Le marketing digital fait partie de l'ordonnance des nouveaux médecins

La pyramide des âges des médecins en activité régulière en France devrait interpeller les marketeurs et les stratèges de la promotion dans l'industrie pharmaceutique.

Près de 50% des médecins en activité ont 50 ans ou plus. Dans moins de 10 ans ils sont donc théoriquement à la retraite.
L'atlas de la démographie médicale du CNOM d'avril 2010
montre que les jeunes générations ne se bousculent pas au portillon pour remplacer les médecins généralistes sortants, surtout s'ils sont en zone rurale. Par tradition, par habitude, parce qu'ils ont gardé de bonnes relations avec les visiteurs médicaux, ces médecins actuellement en activité demeurent encore ouverts à la visite médicale. Et ce, même après l'affaire Mediator.

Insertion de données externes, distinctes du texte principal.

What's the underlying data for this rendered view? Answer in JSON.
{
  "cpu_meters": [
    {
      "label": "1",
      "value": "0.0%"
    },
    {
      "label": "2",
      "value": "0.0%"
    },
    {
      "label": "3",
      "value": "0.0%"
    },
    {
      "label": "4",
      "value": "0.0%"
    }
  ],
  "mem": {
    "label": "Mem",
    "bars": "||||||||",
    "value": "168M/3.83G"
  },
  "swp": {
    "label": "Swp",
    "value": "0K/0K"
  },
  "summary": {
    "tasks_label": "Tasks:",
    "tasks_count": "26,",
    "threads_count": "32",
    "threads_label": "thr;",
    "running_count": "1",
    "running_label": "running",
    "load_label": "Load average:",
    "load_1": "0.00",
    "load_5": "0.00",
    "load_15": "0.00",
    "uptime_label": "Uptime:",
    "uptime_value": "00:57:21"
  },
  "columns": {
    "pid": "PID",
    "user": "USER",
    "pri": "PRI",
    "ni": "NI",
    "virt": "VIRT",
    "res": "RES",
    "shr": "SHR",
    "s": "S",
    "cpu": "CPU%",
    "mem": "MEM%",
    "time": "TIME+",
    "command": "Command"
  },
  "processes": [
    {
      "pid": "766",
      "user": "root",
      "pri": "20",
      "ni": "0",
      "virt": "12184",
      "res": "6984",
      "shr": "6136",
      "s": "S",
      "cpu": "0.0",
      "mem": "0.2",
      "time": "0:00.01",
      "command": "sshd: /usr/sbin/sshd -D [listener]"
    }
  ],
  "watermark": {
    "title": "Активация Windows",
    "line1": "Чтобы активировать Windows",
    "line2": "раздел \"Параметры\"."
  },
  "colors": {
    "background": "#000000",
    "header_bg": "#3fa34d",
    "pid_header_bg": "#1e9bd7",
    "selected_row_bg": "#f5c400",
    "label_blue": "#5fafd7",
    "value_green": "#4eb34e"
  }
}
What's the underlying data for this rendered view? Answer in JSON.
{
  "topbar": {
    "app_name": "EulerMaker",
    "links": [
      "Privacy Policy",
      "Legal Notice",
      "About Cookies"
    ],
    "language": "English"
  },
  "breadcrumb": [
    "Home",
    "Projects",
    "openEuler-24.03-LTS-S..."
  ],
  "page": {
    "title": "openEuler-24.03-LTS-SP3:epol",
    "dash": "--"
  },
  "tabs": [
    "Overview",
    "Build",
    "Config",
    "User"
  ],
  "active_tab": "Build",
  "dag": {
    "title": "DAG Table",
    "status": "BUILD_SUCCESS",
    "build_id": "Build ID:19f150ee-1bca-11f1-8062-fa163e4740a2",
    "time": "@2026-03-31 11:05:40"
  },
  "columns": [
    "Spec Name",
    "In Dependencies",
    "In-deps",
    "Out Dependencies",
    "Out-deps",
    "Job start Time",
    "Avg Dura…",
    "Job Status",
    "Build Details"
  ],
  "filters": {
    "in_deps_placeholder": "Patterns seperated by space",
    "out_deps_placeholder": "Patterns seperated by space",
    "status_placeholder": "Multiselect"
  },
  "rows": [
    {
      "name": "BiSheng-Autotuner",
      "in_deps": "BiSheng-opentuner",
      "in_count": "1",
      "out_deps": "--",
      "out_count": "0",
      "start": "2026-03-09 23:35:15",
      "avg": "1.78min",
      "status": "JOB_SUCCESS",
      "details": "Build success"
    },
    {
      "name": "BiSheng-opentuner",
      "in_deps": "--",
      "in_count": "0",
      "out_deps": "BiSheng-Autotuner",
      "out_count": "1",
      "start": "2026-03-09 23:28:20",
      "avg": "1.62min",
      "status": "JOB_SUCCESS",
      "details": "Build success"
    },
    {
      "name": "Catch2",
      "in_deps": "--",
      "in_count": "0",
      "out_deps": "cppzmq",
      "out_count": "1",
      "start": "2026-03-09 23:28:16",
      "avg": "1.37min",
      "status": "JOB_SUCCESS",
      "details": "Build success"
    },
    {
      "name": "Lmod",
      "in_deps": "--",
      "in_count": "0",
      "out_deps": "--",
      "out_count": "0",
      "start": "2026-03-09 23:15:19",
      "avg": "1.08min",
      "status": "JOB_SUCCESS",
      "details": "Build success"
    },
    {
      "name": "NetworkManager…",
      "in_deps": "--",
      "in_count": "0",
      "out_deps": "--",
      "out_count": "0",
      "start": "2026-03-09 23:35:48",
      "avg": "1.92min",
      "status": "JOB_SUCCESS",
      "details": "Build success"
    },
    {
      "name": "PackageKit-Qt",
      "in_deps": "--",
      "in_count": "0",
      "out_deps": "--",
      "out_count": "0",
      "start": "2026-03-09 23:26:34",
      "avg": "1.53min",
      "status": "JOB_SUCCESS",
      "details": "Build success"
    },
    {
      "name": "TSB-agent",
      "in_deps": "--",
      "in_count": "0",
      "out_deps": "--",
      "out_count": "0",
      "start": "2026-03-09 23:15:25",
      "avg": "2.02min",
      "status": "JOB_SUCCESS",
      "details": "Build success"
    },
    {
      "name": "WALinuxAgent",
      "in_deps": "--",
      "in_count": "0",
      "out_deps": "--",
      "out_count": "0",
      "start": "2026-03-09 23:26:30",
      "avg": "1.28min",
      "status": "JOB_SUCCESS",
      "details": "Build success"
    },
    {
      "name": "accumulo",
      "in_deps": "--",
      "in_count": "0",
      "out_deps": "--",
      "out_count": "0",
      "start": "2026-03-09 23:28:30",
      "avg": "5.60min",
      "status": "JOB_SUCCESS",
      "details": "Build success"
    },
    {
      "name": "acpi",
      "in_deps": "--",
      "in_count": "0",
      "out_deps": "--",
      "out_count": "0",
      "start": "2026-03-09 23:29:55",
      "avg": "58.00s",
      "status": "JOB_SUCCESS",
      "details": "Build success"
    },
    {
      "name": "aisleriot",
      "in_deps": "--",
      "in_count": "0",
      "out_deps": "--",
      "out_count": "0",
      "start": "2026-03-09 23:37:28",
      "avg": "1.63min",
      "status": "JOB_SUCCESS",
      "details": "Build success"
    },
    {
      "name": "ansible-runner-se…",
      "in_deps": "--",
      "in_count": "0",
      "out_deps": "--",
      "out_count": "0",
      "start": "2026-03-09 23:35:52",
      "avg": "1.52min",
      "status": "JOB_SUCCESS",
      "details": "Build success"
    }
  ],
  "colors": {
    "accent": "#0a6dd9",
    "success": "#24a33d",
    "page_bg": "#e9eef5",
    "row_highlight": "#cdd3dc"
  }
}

A l'opposé, la génération des médecins "Digital Natives"  est beaucoup plus réfractaire à la visite médicale. Ils ont intégré les technologies de l'information, disposent de leurs propres sources auxquelles ils se réfèrent, savent rechercher, pour les appliquer les différents référentiels, appartiennent à des réseaux. Ils n'ont donc pas de raison particulière de recevoir les ambassadeurs des laboratoires, en particulier pour le primary care... Et comme ils n'ont pas d'antériorité affective avec le délégué médical local, c'est un cercle vicieux qui se met en place et contribue à durcir les conditions d'exercice du visiteur médical.
Peut-on comparer ces nouveaux comportements de médecin à l'émergence de la "digital mum"? Cette "Digital Mum" qui fait ses courses sur internet, adepte de facebook où elle garde le contact avec ses enfants et petits enfants, réserve ses places de cinéma sur Allociné, qui surfe 1 ou deux heures par jour sur internet, à l'affut des bonnes affaires ou des bons plans, est le fantasme de tous les annonceurs.
A l'instar de la digital mum le "digital Doctor" est il déjà en place?
S'il ne l'est pas encore, on peut sérieusement penser que dans les 10 ans il sera totalement installé. D'où la nécessité de penser Marketing Digital dans la santé.
Les objectifs des grands groupes de communication sont d'être à 50% de communication digitale dans les 3 à 5 ans.
Dans la santé (sur le segment du médicament éthique remboursé) on est loin de ce pourcentage, puisque le gros des dépenses promotionnelles est encore surreprésenté par la visite médicale. Logique, lorsqu’on exige des chefs de produit des résultats à court terme, et qu’ils ne peuvent engager leurs dépenses de promotion que sur la moitié de leur budget,  le reste étant gelé en attendant les résultats du premier semestre. Le nouveau statut d'APM (qui peut contribuer à diminuer le nombre de contacts médecins au profit des contacts pharmaciens)  combiné avec la baisse de rentabilité de la promotion par la VM met à mal la couverture de cibles prioritaires.
Comme en plus le "ciblage" risque d'être prochainement interdit et que le nombre de visiteurs médicaux va encore diminuer dans les prochaines années il est vraiment urgent de prendre le train de la révolution numérique pour le marketing de la santé.